FD OS: 23.75 current Price $2.52

TTM Revenues: 11+19.7+17.3+19.6= 67.6m or 2.8463/SH or .885 P/S Ratio


TTM NI: FY 2015 - Q 12015 + Q1 2016 = 1056-(1403)+(378) = 2081
TTM NI per Share = .08776 or a p/e of 28.715*

I leave the valuation analysis up to each individual.

The quarter just reported while it shows continued strong revenue growth in the seasonally slow q1, what likely clouds the outlook is that the seasonality has shown itself by eating into the backlog.

So the company, while it installed a great number of jobs, was unable to keep up the rate of new bookings in the quarter in order to improve or even maintain backlog at the prior level.

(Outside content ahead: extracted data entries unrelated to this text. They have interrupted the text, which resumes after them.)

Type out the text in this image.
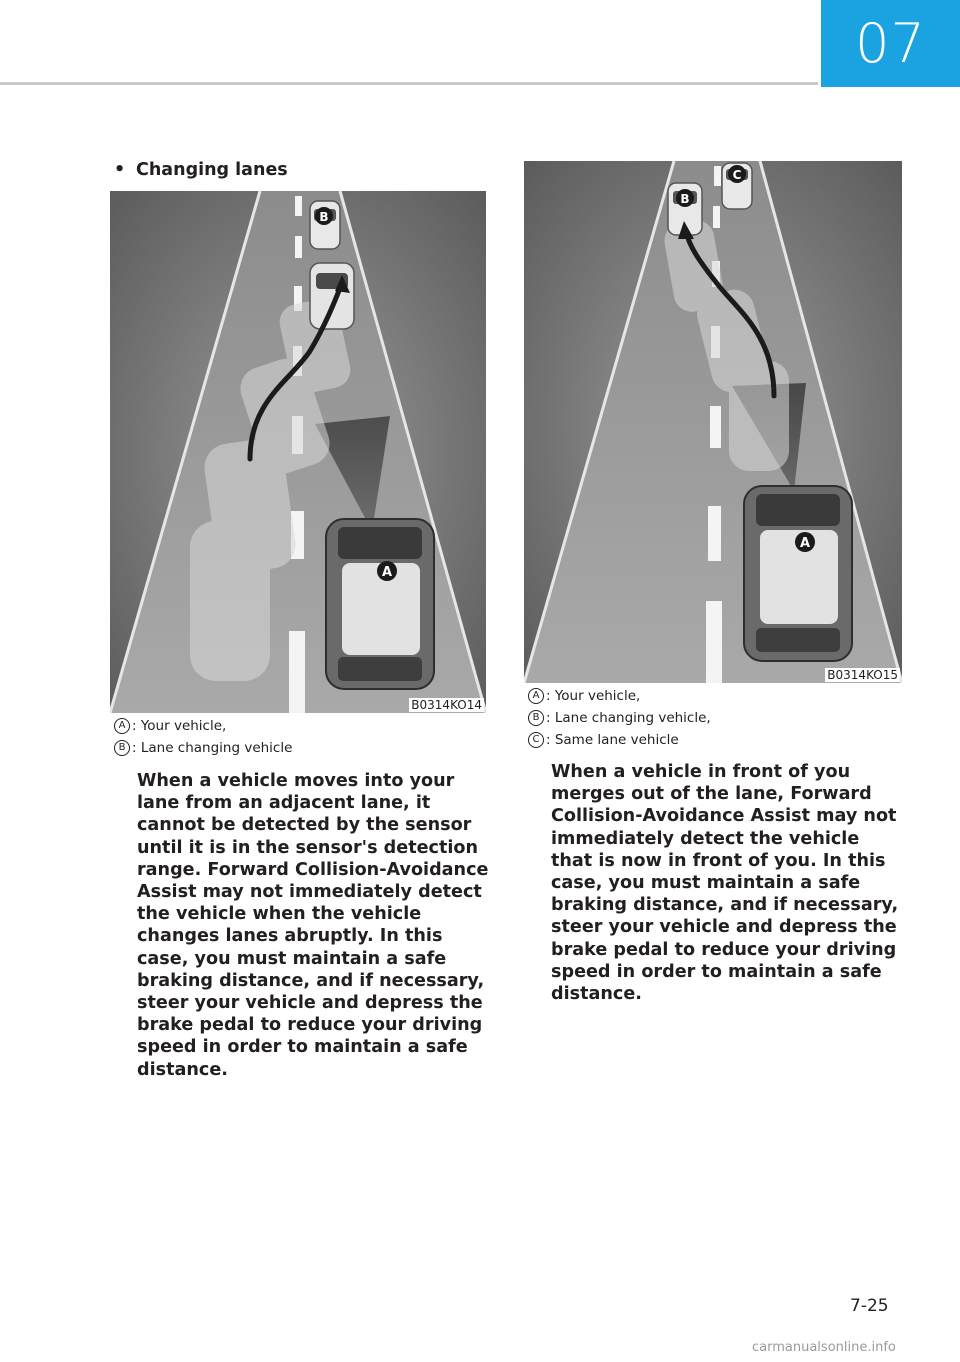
07
• Changing lanes
A
B
B0314KO14
A : Your vehicle,
B : Lane changing vehicle
When a vehicle moves into your lane from an adjacent lane, it cannot be detected by the sensor until it is in the sensor's detection range. Forward Collision-Avoidance Assist may not immediately detect the vehicle when the vehicle changes lanes abruptly. In this case, you must maintain a safe braking distance, and if necessary, steer your vehicle and depress the brake pedal to reduce your driving speed in order to maintain a safe distance.
A
B
C
B0314KO15
A : Your vehicle,
B : Lane changing vehicle,
C : Same lane vehicle
When a vehicle in front of you merges out of the lane, Forward Collision-Avoidance Assist may not immediately detect the vehicle that is now in front of you. In this case, you must maintain a safe braking distance, and if necessary, steer your vehicle and depress the brake pedal to reduce your driving speed in order to maintain a safe distance.
7-25
carmanualsonline.info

So while we can ascribe seasonality to this effect uncertainty as to the rate of order growth going forward dampens positivity.

Further to this the quarter showed an increase in costs which was addressed by the management however as the market likes to punish first and ask questions later it has another source of uncertainty as to whether the costs will effectively be alleviated going forward.

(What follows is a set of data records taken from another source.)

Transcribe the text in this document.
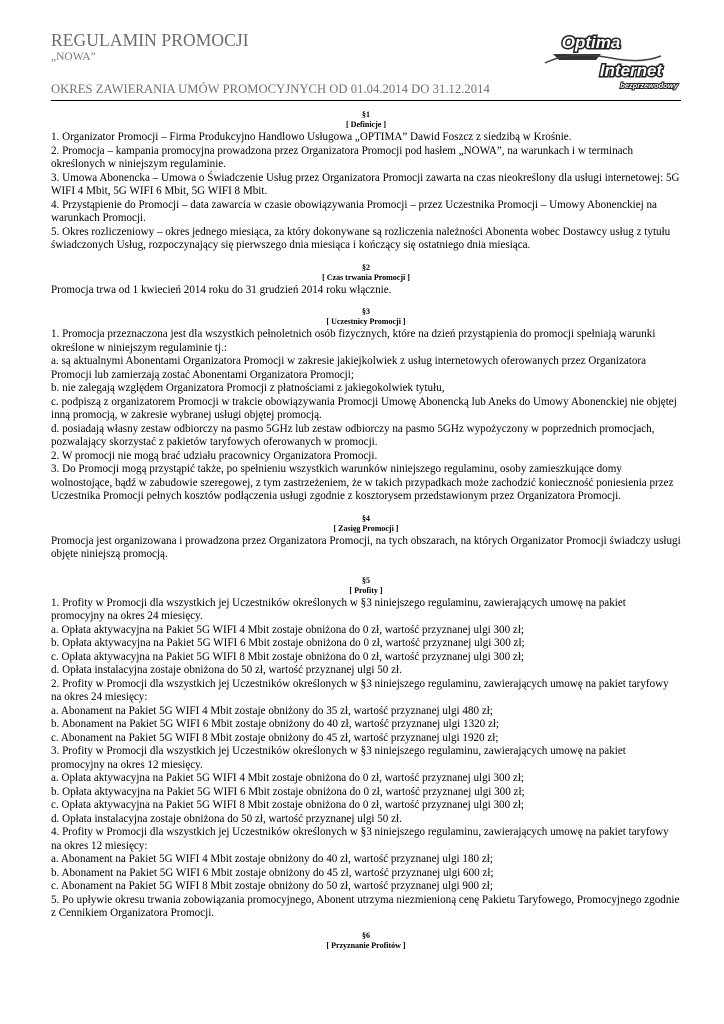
REGULAMIN PROMOCJI
„NOWA”
OKRES ZAWIERANIA UMÓW PROMOCYJNYCH OD 01.04.2014 DO 31.12.2014
Optima
Internet
bezprzewodowy
§1
[ Definicje ]

1. Organizator Promocji – Firma Produkcyjno Handlowo Usługowa „OPTIMA” Dawid Foszcz z siedzibą w Krośnie.

2. Promocja – kampania promocyjna prowadzona przez Organizatora Promocji pod hasłem „NOWA”, na warunkach i w terminach określonych w niniejszym regulaminie.

3. Umowa Abonencka – Umowa o Świadczenie Usług przez Organizatora Promocji zawarta na czas nieokreślony dla usługi internetowej: 5G WIFI 4 Mbit, 5G WIFI 6 Mbit, 5G WIFI 8 Mbit.

4. Przystąpienie do Promocji – data zawarcia w czasie obowiązywania Promocji – przez Uczestnika Promocji – Umowy Abonenckiej na warunkach Promocji.

5. Okres rozliczeniowy – okres jednego miesiąca, za który dokonywane są rozliczenia należności Abonenta wobec Dostawcy usług z tytułu świadczonych Usług, rozpoczynający się pierwszego dnia miesiąca i kończący się ostatniego dnia miesiąca.

§2
[ Czas trwania Promocji ]

Promocja trwa od 1 kwiecień 2014 roku do 31 grudzień 2014 roku włącznie.

§3
[ Uczestnicy Promocji ]

1. Promocja przeznaczona jest dla wszystkich pełnoletnich osób fizycznych, które na dzień przystąpienia do promocji spełniają warunki określone w niniejszym regulaminie tj.:

a. są aktualnymi Abonentami Organizatora Promocji w zakresie jakiejkolwiek z usług internetowych oferowanych przez Organizatora Promocji lub zamierzają zostać Abonentami Organizatora Promocji;

b. nie zalegają względem Organizatora Promocji z płatnościami z jakiegokolwiek tytułu,

c. podpiszą z organizatorem Promocji w trakcie obowiązywania Promocji Umowę Abonencką lub Aneks do Umowy Abonenckiej nie objętej inną promocją, w zakresie wybranej usługi objętej promocją.

d. posiadają własny zestaw odbiorczy na pasmo 5GHz lub zestaw odbiorczy na pasmo 5GHz wypożyczony w poprzednich promocjach, pozwalający skorzystać z pakietów taryfowych oferowanych w promocji.

2. W promocji nie mogą brać udziału pracownicy Organizatora Promocji.

3. Do Promocji mogą przystąpić także, po spełnieniu wszystkich warunków niniejszego regulaminu, osoby zamieszkujące domy wolnostojące, bądź w zabudowie szeregowej, z tym zastrzeżeniem, że w takich przypadkach może zachodzić konieczność poniesienia przez Uczestnika Promocji pełnych kosztów podłączenia usługi zgodnie z kosztorysem przedstawionym przez Organizatora Promocji.

§4
[ Zasięg Promocji ]

Promocja jest organizowana i prowadzona przez Organizatora Promocji, na tych obszarach, na których Organizator Promocji świadczy usługi objęte niniejszą promocją.

§5
[ Profity ]

1. Profity w Promocji dla wszystkich jej Uczestników określonych w §3 niniejszego regulaminu, zawierających umowę na pakiet promocyjny na okres 24 miesięcy.

a. Opłata aktywacyjna na Pakiet 5G WIFI 4 Mbit zostaje obniżona do 0 zł, wartość przyznanej ulgi 300 zł;

b. Opłata aktywacyjna na Pakiet 5G WIFI 6 Mbit zostaje obniżona do 0 zł, wartość przyznanej ulgi 300 zł;

c. Opłata aktywacyjna na Pakiet 5G WIFI 8 Mbit zostaje obniżona do 0 zł, wartość przyznanej ulgi 300 zł;

d. Opłata instalacyjna zostaje obniżona do 50 zł, wartość przyznanej ulgi 50 zł.

2. Profity w Promocji dla wszystkich jej Uczestników określonych w §3 niniejszego regulaminu, zawierających umowę na pakiet taryfowy na okres 24 miesięcy:

a. Abonament na Pakiet 5G WIFI 4 Mbit zostaje obniżony do 35 zł, wartość przyznanej ulgi 480 zł;

b. Abonament na Pakiet 5G WIFI 6 Mbit zostaje obniżony do 40 zł, wartość przyznanej ulgi 1320 zł;

c. Abonament na Pakiet 5G WIFI 8 Mbit zostaje obniżony do 45 zł, wartość przyznanej ulgi 1920 zł;

3. Profity w Promocji dla wszystkich jej Uczestników określonych w §3 niniejszego regulaminu, zawierających umowę na pakiet promocyjny na okres 12 miesięcy.

a. Opłata aktywacyjna na Pakiet 5G WIFI 4 Mbit zostaje obniżona do 0 zł, wartość przyznanej ulgi 300 zł;

b. Opłata aktywacyjna na Pakiet 5G WIFI 6 Mbit zostaje obniżona do 0 zł, wartość przyznanej ulgi 300 zł;

c. Opłata aktywacyjna na Pakiet 5G WIFI 8 Mbit zostaje obniżona do 0 zł, wartość przyznanej ulgi 300 zł;

d. Opłata instalacyjna zostaje obniżona do 50 zł, wartość przyznanej ulgi 50 zł.

4. Profity w Promocji dla wszystkich jej Uczestników określonych w §3 niniejszego regulaminu, zawierających umowę na pakiet taryfowy na okres 12 miesięcy:

a. Abonament na Pakiet 5G WIFI 4 Mbit zostaje obniżony do 40 zł, wartość przyznanej ulgi 180 zł;

b. Abonament na Pakiet 5G WIFI 6 Mbit zostaje obniżony do 45 zł, wartość przyznanej ulgi 600 zł;

c. Abonament na Pakiet 5G WIFI 8 Mbit zostaje obniżony do 50 zł, wartość przyznanej ulgi 900 zł;

5. Po upływie okresu trwania zobowiązania promocyjnego, Abonent utrzyma niezmienioną cenę Pakietu Taryfowego, Promocyjnego zgodnie z Cennikiem Organizatora Promocji.

§6
[ Przyznanie Profitów ]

The mix of commercial to residential also moved the Margins in the wrong direction and the market may be asking whether this will stabilize or get worse.

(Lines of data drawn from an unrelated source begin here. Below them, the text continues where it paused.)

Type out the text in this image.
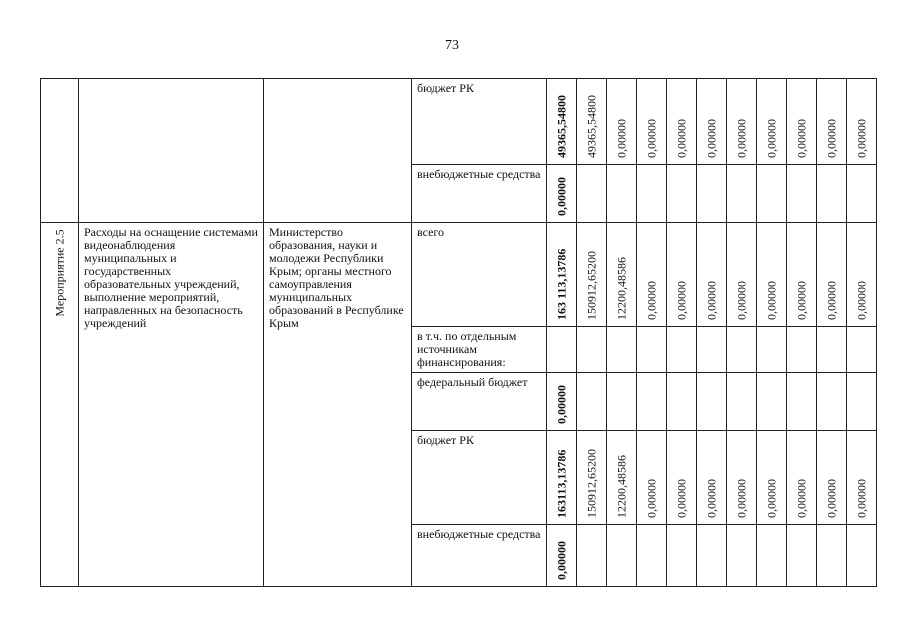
73

			бюджет РК	49365,54800	49365,54800	0,00000	0,00000	0,00000	0,00000	0,00000	0,00000	0,00000	0,00000	0,00000

			внебюджетные средства	0,00000										

Мероприятие 2.5	Расходы на оснащение системами видеонаблюдения муниципальных и государственных образовательных учреждений, выполнение мероприятий, направленных на безопасность учреждений	Министерство образования, науки и молодежи Республики Крым; органы местного самоуправления муниципальных образований в Республике Крым	всего	163 113,13786	150912,65200	12200,48586	0,00000	0,00000	0,00000	0,00000	0,00000	0,00000	0,00000	0,00000

			в т.ч. по отдельным источникам финансирования:											

			федеральный бюджет	0,00000										

			бюджет РК	163113,13786	150912,65200	12200,48586	0,00000	0,00000	0,00000	0,00000	0,00000	0,00000	0,00000	0,00000

			внебюджетные средства	0,00000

With regard to the cash the company did manage to install a lot of jobs where they have yet to collect the money.

Accounts receivable : 7023 up to 11040

Some of the money spent shows up in inventories

Inventory: 1269 up to 2684

Prepaid expenses: 2130 up to 5678
In readiness for jobs which are on going and have yet to be billed for.

In any event the cash was spent in the design centre the rebranding as well as in G&A and S&GM

The Asset side of the Balance Sheet improved slightly in the quarter

Asset Value:34.864 up to 39.901

On the liability side the major change was in Accounts payable

Accounts payable: 5033 up to 10318

Indicating perhaps that there is a strong continuation of installation projects going forward. Question remains as already alluded to if the second quarter brings a return of new orders at a rate which outstrips installation.

In my own opinion the quarter has shown some headwinds for which the trading public was not prepared. This is especially true since the stock continues to be driven at the margin by mainly retail trading with little institutional inflow (understandable since the company is not near the revenue or market cap requirements of major funds.)

The downward trend that has existed since October 2014 remains unbroken. Both the technical and the fundamentals seem to indicate that we will get answers around the 2nd quarter. Whether the market anticipates or not and whether you feel positive about the current quarter or not I leave that decision up to you.

Please remember I am not an accredited analyst nor accountant. I make no recommendation and am just reflecting my own thoughts and assumptions in this little take on the quarter.